National net worth rose 3 per cent in the second quarter of the year to $7.3-trillion, Statistics Canada said today, climbing on a per-capita basis to $207,300.
Among Canadian families, household net worth rose 0.7 per cent, to $205,900 on a per-capita basis, led by rising property values.
But at the same time, a key measure of consumer debt rose again to a record level, having declined over the previous six months, raising questions again about the ability of some households to juggle their finances. While it may be some way off yet, interest rates will rise, which is why the Bank of Canada and Finance Minister Jim Flaherty have urged Canadians to mend their ways, particularly on mortgage debt.
According to Statistics Canada, mortgage debt stood at about $1.1-trillion by the end of the second quarter, up by $18-billion, while other consumer credit hit $500-billion.
The key measure of the debt burden – credit market debt to disposable income – rose in the quarter to 163.4 per cent from 162.1 per cent in the first three months of the year. That’s seen to be a dangerous level.
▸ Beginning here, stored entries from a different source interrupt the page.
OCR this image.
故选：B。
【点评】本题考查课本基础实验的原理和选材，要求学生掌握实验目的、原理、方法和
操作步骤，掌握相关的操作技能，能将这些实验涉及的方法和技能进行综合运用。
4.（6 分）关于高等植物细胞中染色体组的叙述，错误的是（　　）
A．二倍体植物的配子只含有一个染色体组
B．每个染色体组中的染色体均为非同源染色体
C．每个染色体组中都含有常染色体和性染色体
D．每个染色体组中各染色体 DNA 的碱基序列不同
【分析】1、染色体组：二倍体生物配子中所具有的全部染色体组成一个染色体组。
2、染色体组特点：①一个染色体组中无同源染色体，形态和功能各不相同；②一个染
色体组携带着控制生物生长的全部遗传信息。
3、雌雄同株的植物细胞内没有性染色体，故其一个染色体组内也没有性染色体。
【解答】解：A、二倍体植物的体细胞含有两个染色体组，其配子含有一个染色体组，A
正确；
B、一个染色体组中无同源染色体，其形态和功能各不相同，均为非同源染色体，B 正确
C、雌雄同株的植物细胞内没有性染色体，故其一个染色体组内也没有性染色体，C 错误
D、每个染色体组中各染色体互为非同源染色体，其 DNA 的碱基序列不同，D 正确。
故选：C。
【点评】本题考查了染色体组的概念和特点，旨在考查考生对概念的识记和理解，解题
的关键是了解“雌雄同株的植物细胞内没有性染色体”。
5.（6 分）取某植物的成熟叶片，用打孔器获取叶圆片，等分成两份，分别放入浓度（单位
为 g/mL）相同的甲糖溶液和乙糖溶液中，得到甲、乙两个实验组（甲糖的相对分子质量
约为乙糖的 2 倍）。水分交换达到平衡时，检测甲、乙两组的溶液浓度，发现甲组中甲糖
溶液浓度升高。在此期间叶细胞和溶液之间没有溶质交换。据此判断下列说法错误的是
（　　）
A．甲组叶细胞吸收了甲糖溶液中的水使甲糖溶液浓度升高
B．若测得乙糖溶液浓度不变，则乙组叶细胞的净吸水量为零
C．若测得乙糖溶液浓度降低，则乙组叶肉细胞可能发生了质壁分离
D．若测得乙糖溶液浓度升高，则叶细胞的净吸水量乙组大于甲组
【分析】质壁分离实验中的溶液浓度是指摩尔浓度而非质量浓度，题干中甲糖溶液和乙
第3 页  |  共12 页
Economist David Onyett-Jeffries of Royal Bank of Canada prefers to look at the complete picture, however, rather than just that ugly debt measure.
“While the household debt-to-asset and debt-to-income measures deteriorated slightly in the quarter, this largely reflected the seasonal bounce in mortgage borrowing in the spring that is associated with the higher volumes of housing market activity during the peak home sales season,” he said.